A motivação para a produção das imagens está ligada a um caminho de autoconhecimento. Alessandra revela que o trabalho fez parte de uma espécie de processo de elaboração da sua autoestima num momento de fragilidade.

“Foi um período da minha vida em que não estava feliz com as escolhas que tinha feito para mim. Sem muitas perspectivas, no mês de agosto de 2011, quando fiz aniversário, decidi que ia começar a fazer um anuário fotográfico. Eu trabalho com edição de imagens, então a fotografia já fazia parte do meu dia a dia. Na época tinha comprado uma máquina semiprofissional D40 da Nikon. A ideia era fazer experimentos fotográficos e ver se eu levava jeito”.



Do ponto de vista técnico, Alessandra brinca dizendo que esta série é uma “superprodução paupérrima”, pois fez tudo com poucos recursos financeiros e ajuda de amigos. A fotografia é a base, porém muitos outros elementos foram necessários à produção, desde a pesquisa sobre as obras de arte referenciadas, elaboração de figurinos, acessórios e cenários, até as técnicas de colagem como etapa de finalização digital das imagens.

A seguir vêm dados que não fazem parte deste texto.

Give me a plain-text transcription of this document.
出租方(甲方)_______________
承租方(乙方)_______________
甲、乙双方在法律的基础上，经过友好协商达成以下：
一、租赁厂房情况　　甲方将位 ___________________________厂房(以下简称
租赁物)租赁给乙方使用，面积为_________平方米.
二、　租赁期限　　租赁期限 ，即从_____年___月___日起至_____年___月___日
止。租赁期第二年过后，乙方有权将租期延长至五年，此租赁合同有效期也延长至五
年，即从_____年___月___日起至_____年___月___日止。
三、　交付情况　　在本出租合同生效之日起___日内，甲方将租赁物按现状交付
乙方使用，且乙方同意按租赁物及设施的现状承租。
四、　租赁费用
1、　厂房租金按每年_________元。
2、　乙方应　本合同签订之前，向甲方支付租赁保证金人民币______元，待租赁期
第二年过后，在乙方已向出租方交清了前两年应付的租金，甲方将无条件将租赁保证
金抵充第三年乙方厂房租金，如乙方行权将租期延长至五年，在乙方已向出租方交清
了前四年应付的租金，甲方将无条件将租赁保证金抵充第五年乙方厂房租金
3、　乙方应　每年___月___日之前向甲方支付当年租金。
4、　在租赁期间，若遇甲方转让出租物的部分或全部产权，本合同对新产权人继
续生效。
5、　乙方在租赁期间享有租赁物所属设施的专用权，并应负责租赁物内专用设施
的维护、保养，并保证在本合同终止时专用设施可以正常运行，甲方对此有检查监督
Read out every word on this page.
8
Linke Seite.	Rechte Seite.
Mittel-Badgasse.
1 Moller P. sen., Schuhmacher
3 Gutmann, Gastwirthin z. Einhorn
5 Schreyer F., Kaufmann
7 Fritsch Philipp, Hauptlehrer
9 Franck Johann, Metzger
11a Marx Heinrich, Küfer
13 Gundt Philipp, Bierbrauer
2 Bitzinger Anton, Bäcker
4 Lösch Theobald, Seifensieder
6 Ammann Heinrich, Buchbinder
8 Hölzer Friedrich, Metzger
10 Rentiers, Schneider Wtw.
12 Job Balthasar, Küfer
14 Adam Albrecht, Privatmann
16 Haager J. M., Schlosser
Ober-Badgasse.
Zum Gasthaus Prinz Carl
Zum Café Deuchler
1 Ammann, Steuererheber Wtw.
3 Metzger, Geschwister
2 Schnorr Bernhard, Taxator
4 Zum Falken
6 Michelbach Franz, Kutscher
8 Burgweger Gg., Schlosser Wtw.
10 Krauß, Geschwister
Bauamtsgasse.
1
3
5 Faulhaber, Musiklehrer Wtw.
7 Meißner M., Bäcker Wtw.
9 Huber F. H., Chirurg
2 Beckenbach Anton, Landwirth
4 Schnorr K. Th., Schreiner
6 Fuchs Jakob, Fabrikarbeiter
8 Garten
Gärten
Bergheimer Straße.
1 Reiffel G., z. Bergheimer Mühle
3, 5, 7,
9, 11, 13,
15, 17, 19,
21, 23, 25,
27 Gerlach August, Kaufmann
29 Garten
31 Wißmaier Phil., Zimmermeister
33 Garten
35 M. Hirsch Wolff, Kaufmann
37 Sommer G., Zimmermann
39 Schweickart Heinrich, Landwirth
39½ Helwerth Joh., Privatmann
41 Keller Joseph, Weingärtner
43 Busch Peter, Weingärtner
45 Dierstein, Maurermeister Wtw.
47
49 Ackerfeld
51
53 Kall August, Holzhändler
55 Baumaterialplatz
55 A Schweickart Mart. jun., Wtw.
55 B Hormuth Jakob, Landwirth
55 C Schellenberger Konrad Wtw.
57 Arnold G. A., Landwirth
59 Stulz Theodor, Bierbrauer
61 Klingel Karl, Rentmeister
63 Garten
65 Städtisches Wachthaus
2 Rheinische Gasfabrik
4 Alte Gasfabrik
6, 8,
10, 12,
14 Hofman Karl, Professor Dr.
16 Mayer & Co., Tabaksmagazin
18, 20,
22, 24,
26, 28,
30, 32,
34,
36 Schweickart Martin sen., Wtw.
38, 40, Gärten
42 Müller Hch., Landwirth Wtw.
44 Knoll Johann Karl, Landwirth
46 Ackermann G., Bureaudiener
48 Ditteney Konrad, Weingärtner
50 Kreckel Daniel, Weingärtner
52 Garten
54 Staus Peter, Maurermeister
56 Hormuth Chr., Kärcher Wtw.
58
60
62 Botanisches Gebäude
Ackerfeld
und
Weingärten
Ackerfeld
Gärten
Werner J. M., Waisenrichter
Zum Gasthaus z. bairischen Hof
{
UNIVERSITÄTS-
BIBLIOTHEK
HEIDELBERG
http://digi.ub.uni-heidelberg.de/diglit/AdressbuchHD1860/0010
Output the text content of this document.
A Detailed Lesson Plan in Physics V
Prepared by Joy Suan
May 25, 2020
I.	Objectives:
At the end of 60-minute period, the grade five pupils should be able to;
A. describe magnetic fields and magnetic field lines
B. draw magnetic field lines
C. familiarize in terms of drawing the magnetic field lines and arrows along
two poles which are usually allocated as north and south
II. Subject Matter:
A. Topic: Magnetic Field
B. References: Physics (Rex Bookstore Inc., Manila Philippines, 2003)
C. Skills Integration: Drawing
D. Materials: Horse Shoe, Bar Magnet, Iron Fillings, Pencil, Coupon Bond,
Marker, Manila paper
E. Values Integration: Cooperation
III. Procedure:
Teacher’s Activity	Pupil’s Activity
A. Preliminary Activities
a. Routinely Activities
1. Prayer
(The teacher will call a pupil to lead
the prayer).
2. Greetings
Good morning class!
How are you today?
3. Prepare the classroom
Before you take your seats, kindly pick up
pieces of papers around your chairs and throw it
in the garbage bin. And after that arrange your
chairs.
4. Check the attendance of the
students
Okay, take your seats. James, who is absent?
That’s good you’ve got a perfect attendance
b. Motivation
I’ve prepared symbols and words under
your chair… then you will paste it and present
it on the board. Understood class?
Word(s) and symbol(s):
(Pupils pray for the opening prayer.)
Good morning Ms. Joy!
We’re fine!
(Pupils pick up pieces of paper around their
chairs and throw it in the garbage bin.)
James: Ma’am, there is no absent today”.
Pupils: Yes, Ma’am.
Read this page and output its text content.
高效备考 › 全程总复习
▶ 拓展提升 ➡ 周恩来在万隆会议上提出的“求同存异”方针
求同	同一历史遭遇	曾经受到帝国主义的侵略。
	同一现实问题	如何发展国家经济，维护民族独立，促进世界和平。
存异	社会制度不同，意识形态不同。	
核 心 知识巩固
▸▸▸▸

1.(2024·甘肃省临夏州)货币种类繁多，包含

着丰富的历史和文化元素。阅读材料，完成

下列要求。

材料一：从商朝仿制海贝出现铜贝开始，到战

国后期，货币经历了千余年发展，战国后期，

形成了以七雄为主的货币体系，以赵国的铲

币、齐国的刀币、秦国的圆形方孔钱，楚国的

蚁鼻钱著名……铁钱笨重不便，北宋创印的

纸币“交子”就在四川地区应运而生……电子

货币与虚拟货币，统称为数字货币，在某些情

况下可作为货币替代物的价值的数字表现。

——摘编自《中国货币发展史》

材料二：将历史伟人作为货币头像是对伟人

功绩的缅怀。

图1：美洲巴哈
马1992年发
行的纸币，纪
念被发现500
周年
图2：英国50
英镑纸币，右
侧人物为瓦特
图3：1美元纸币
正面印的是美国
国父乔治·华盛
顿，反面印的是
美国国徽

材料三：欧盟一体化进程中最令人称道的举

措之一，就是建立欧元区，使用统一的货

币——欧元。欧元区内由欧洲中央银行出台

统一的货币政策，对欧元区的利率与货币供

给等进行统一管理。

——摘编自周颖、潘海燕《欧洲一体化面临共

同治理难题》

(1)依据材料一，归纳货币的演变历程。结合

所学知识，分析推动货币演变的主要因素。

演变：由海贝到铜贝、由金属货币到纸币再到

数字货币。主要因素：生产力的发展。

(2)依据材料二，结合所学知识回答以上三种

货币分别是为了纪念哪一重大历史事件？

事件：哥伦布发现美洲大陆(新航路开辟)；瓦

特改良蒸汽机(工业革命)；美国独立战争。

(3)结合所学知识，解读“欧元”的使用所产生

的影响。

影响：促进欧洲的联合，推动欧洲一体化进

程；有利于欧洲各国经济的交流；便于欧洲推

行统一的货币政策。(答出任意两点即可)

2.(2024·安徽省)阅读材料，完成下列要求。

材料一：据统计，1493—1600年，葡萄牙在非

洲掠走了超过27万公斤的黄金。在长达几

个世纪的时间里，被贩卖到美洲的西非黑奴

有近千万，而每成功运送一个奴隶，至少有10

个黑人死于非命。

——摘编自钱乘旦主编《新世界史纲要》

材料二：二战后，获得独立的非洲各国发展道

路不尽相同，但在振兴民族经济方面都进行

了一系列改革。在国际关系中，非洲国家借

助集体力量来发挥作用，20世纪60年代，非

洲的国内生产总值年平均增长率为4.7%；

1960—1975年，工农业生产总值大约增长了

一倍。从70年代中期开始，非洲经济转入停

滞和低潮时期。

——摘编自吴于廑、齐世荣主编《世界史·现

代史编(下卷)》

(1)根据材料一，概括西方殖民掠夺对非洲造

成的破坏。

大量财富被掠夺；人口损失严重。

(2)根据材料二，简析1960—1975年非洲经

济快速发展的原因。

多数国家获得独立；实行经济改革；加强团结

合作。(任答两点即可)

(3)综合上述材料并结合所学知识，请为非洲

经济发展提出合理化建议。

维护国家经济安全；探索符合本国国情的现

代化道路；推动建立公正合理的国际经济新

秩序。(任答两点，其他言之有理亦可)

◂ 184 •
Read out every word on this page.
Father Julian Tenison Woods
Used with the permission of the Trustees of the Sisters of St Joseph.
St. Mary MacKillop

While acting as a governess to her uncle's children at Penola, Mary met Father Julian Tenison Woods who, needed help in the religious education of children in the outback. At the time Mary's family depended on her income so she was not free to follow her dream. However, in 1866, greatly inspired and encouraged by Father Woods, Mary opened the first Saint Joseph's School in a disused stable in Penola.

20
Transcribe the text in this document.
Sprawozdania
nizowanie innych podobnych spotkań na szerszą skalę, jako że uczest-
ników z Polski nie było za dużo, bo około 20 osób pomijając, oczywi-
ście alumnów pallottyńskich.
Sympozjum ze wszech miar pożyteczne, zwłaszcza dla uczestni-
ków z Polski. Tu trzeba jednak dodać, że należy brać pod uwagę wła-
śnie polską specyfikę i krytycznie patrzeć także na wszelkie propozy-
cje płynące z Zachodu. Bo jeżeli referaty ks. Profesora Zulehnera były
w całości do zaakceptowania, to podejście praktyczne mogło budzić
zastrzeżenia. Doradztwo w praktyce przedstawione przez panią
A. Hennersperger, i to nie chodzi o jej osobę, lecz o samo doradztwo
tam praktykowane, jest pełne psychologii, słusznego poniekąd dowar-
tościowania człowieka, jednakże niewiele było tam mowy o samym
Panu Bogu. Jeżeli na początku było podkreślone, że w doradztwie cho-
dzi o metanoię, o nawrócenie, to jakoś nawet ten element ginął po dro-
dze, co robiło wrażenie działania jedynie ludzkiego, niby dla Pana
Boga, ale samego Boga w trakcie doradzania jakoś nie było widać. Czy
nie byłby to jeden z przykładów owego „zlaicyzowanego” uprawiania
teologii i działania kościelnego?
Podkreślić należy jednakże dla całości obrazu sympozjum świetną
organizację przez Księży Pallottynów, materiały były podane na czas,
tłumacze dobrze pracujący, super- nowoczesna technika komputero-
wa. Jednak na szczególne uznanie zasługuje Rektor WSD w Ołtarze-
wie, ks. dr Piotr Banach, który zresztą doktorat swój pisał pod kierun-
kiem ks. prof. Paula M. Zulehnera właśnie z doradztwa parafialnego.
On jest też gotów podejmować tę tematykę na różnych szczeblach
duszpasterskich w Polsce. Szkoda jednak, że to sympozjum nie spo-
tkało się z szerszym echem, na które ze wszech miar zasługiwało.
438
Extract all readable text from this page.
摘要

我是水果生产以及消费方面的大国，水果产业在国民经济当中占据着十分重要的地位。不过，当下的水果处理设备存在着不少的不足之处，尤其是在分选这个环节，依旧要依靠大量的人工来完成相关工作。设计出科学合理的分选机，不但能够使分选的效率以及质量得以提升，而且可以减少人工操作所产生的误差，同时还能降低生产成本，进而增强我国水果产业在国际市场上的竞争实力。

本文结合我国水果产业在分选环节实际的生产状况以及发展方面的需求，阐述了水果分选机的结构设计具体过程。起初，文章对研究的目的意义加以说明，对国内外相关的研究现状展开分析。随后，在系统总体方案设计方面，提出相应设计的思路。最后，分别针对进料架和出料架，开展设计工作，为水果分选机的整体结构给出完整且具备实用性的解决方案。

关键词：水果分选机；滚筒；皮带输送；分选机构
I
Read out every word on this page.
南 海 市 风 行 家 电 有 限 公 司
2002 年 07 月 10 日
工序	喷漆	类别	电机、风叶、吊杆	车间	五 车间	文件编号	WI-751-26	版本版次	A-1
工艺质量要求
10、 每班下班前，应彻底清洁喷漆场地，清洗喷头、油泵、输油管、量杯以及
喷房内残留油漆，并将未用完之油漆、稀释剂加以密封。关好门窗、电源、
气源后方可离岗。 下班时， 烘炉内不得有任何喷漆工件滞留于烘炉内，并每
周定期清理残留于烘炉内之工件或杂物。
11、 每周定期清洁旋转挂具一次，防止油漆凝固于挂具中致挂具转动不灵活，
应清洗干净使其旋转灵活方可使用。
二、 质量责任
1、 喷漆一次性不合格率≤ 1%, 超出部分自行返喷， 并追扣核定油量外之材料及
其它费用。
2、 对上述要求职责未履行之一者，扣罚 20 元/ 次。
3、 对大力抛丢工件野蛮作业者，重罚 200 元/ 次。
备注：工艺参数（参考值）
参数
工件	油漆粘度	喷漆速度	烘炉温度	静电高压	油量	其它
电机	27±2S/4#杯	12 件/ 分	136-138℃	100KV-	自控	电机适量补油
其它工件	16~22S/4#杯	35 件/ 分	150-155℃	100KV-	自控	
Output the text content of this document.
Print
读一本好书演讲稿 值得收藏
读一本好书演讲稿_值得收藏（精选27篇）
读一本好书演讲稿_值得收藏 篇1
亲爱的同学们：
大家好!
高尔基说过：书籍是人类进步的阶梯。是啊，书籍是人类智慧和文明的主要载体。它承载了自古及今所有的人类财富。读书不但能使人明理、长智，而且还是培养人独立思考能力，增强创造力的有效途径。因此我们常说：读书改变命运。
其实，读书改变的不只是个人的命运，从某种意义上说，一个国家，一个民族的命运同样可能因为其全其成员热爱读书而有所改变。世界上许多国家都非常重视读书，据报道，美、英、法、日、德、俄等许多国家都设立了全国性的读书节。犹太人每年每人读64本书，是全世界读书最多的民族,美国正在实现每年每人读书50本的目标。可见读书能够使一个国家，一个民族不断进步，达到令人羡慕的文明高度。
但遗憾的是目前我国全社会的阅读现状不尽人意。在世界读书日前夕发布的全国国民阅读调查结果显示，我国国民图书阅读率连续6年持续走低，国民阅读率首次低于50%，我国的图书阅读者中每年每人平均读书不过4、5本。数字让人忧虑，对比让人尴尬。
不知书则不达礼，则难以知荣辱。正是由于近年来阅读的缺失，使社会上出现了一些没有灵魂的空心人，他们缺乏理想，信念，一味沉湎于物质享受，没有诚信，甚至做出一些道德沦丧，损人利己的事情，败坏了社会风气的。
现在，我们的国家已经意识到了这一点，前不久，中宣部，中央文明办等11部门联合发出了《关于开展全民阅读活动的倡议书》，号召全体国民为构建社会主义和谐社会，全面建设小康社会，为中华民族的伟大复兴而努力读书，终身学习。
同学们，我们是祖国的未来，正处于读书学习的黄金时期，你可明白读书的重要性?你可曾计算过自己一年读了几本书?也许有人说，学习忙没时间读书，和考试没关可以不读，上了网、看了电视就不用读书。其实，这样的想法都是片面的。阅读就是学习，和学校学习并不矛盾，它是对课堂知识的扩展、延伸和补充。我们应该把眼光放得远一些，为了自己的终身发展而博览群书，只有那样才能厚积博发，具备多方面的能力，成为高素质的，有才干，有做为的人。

“Eu não tinha recurso nenhum. Tinha apenas um conhecimento básico sobre fotografia. Fui aprendendo fazendo. As fantasias, eu fazia com papel color set, com retalhos de tecidos, perucas de papel crepom, então imagina o quanto de manualidades você exercita num lance desses. No começo eu não tinha tripé, então para achar altura colocava a câmera numa escadinha de livros, pendurava na escada, e muitas vezes fazia segurando a câmera ao contrário. Era difícil achar o ângulo, era muito louco, fui pegando o jeito, achando meu melhor perfil. E tinha que fazer tudo em pouquíssimo tempo. No decorrer dos meses fui ganhando acessórios dos amigos, e no meio do projeto ganhei também um tripé, inicialmente emprestado, posteriormente doado. Fez toda a diferença. Fui também aprendendo a fazer colagem digital. Tanto que é visível uma evolução estética nesse sentido. Quando comecei a usar as colagens, foi bem legal, porque eu usava o fundo da imagem original e me colava no lugar da personagem principal. Porém uma regra que me impus no processo foi de não contar com a ajuda de outras pessoas na etapa do fazer. Eram autorretratos, então eu precisava fazer tudo absolutamente sozinha”.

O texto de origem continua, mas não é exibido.